Di tengah kontroversi adalah keputusan CBFC pada awal Januari untuk mengirim film ini ke dewan review, beberapa hari sebelum peluncuran yang dijadwalkan pada 9 Januari di Pongal, mengutip sebuah keluhan yang menimbulkan kekhawatiran tentang “perasaan agama dan perwakilan angkatan bersenjata”.

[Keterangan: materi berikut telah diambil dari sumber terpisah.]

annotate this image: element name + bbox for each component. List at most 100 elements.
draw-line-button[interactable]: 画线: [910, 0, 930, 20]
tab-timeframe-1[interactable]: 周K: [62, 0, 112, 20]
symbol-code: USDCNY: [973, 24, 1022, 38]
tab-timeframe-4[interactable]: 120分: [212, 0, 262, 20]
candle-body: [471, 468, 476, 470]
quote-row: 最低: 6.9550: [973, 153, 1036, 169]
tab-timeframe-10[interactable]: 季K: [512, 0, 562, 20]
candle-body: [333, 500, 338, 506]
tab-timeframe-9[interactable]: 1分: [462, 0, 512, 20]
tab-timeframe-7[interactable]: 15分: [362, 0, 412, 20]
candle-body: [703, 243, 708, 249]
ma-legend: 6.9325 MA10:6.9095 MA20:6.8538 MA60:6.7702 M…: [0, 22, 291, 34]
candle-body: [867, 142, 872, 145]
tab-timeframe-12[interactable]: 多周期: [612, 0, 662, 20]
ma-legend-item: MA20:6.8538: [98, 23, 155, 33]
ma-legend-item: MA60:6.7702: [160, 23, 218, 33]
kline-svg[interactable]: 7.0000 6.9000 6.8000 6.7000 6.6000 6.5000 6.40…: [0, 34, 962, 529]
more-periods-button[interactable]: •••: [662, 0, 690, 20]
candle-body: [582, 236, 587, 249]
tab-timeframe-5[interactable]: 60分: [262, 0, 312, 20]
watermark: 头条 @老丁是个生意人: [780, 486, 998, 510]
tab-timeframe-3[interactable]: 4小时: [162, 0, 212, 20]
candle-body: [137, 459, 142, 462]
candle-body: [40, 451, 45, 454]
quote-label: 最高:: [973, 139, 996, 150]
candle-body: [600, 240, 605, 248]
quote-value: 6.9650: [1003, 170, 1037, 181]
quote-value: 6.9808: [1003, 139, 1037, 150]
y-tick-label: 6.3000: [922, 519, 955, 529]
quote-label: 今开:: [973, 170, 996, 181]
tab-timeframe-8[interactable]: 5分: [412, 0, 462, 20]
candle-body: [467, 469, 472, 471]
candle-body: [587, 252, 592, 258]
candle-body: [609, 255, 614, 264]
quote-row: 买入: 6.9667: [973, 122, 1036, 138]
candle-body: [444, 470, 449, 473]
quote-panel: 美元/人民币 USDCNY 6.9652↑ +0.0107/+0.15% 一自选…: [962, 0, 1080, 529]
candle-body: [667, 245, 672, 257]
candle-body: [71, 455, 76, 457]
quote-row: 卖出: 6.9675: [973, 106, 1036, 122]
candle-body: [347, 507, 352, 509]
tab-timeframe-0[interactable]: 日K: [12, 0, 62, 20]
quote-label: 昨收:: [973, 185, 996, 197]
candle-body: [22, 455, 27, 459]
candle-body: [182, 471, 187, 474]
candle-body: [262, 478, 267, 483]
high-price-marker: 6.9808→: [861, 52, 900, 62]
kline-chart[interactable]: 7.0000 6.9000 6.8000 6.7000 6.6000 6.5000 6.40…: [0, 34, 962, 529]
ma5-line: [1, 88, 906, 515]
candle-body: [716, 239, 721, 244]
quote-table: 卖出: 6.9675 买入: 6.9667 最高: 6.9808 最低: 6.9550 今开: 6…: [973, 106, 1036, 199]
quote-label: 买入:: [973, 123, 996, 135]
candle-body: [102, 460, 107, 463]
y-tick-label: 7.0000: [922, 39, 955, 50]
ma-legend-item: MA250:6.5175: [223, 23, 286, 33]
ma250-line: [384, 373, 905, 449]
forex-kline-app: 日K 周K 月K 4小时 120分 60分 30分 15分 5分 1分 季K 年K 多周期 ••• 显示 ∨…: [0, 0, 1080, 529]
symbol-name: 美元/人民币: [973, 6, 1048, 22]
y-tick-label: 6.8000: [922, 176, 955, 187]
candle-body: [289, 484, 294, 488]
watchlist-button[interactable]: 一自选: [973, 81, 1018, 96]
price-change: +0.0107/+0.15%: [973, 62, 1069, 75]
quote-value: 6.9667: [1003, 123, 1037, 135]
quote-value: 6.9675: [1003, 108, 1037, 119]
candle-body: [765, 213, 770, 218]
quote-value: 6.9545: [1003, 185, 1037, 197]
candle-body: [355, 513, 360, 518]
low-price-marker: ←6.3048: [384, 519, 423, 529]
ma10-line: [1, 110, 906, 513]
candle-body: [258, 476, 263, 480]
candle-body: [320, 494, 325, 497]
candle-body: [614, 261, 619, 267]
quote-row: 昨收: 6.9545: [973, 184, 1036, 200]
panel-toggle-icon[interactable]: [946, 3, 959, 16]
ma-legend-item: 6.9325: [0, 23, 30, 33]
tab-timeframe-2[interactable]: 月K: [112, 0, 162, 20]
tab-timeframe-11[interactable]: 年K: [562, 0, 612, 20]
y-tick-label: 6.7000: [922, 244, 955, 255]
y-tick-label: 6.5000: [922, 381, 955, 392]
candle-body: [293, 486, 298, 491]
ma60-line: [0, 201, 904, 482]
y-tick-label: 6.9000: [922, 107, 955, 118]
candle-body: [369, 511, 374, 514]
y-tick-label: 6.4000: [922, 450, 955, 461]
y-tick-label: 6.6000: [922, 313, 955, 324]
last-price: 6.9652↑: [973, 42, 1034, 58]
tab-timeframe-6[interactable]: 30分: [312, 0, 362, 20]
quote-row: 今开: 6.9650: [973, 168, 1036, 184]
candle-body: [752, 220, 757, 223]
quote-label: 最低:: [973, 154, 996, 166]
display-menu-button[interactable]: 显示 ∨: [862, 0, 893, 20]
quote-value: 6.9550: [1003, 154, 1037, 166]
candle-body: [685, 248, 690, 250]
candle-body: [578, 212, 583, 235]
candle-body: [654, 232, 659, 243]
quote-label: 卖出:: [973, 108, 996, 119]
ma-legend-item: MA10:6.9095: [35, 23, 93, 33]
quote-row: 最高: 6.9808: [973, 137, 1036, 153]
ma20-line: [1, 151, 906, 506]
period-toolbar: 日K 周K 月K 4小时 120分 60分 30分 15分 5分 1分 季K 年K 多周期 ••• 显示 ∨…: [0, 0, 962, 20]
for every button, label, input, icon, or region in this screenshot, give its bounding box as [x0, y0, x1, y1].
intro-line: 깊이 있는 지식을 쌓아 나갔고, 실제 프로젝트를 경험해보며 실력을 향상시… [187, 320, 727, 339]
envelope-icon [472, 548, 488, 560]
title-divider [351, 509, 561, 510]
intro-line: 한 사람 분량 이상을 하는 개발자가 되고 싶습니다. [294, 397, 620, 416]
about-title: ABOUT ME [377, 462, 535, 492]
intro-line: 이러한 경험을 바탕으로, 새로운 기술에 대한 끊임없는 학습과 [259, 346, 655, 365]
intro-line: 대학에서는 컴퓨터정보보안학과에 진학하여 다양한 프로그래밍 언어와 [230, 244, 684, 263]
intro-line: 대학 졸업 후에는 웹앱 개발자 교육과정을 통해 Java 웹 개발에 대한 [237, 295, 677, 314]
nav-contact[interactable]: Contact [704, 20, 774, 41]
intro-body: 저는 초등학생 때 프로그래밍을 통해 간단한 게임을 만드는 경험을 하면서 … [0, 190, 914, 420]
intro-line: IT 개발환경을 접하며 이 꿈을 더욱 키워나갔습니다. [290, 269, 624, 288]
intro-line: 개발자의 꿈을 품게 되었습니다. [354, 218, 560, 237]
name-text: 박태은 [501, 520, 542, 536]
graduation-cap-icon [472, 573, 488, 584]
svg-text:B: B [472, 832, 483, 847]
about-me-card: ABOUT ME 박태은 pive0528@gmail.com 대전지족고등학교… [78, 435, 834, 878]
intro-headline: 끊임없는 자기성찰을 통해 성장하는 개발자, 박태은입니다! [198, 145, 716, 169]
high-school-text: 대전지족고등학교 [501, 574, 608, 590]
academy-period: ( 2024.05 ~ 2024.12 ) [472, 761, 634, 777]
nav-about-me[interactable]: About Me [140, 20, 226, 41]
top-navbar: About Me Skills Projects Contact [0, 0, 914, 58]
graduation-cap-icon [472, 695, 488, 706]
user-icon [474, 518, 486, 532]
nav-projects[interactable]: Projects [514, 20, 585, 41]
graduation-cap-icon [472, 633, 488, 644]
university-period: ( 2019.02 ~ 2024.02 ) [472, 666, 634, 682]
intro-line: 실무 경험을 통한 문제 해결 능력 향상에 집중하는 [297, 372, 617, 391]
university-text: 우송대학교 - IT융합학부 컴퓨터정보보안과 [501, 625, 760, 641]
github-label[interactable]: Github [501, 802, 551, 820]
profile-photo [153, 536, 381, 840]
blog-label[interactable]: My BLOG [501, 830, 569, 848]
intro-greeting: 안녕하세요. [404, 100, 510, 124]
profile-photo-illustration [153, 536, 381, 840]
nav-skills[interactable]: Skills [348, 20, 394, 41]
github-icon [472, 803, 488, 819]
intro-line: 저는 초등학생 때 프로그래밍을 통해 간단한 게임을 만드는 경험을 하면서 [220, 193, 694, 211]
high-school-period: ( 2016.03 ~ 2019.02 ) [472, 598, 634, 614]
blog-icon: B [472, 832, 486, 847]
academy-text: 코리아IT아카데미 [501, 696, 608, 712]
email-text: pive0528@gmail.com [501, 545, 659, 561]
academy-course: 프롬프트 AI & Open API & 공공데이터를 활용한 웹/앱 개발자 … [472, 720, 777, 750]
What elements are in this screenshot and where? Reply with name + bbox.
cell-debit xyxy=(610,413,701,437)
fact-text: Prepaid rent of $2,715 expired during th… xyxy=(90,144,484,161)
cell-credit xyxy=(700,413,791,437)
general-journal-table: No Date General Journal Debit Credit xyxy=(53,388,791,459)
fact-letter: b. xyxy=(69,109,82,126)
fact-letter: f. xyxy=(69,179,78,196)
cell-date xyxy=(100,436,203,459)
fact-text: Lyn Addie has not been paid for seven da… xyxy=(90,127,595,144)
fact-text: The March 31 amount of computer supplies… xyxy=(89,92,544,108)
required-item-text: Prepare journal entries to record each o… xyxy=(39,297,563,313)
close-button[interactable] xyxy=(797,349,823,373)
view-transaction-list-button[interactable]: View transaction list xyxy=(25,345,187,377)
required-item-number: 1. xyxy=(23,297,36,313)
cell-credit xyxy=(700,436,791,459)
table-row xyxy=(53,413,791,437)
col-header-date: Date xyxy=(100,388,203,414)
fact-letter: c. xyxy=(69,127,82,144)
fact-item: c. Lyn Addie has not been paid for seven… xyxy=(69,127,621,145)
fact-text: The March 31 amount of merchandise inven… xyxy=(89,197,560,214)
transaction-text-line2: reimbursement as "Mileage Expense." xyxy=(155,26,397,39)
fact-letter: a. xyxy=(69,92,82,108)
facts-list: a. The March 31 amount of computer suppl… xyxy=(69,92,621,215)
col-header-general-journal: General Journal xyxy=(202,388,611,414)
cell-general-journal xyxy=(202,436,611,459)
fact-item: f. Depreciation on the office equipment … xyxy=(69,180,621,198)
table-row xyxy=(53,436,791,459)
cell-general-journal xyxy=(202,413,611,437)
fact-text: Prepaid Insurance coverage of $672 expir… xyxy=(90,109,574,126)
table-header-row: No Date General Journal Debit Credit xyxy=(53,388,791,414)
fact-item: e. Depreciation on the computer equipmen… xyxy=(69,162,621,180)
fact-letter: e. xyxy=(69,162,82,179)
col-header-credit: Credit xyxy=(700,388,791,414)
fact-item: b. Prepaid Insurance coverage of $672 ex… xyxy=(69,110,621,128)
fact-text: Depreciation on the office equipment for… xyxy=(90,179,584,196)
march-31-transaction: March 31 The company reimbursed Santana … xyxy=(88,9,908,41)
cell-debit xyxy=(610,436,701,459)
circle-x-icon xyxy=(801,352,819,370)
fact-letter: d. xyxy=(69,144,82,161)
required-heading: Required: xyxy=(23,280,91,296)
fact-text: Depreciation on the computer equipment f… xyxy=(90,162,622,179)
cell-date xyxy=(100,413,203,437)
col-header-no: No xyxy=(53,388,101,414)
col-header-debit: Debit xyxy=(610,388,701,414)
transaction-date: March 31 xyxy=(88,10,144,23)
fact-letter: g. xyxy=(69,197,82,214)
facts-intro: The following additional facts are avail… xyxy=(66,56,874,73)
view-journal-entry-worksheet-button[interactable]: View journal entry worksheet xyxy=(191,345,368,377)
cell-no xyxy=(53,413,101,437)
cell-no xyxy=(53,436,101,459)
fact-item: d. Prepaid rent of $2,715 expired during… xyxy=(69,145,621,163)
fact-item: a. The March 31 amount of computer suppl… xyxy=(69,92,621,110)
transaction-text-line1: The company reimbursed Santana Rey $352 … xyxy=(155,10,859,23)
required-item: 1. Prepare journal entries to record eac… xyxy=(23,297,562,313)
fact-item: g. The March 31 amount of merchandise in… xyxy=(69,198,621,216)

Menantang perintah hakim tunggal, CBFC berpendapat bahwa presiden mereka bertindak dalam kekuasaan hukum mereka dengan mengirim film untuk revisi baru setelah menerima keluhan dan bahwa dewan belum membuat keputusan akhir tentang sertifikasi. Sundaresan mengatakan bahwa produsen mengetahui laporan 5 Januari tentang Komite Audit dan mereka bisa membantahnya, tetapi tidak melakukannya. Meskipun, ia berpendapat, hakim tunggal melakukan pembatalan hukuman tanpa permintaan tertulis dari surat perintah certiorari.
CBFC juga mencatat bahwa hakim tunggal tidak memberi waktu minimal untuk menjawab, sehingga secara efektif memutuskan masalah hukum yang kompleks dalam satu hari sidang.
Produsen, KVN Productions, melalui pengacara senior Satish Parasaran, menjawab bahwa pada 22 Desember, Dewan benar-benar menerima rekomendasi dari bank pengawas dan bahwa semua yang tersisa adalah mengeluarkan sertifikat. Parasaran mengatakan kepada pengadilan bahwa permohonan berikutnya ke Komisi Revisi tiba-tiba, tidak proporsional dan merusak rencana rilis film.
Namun, ketua pengadilan mempertanyakan bagaimana tanggal rilis dapat diumumkan sebelum film menerima sertifikat. Mengungkapkan kekhawatiran tentang prosedur yang diadopsi, pengadilan mencatat bahwa CBFC bahkan tidak memiliki satu hari untuk menanggapi, memperingatkan bahwa pendekatan tersebut dapat membuka prasangka merugikan. Pengadilan juga menolak klaim pembuat bahwa kasus itu diselesaikan dengan cepat karena tidak ada perselisihan faktual, mencatat bahwa urgensi itu diciptakan oleh pembuat sendiri.
Menurut KVN Productions, Jana Nayagan diajukan ke CBFC pada 18 Desember 2025 dan sudah melalui revisi sertifikasi ketika bandingannya ke Komisi Revisi memicu pertempuran hukum saat ini.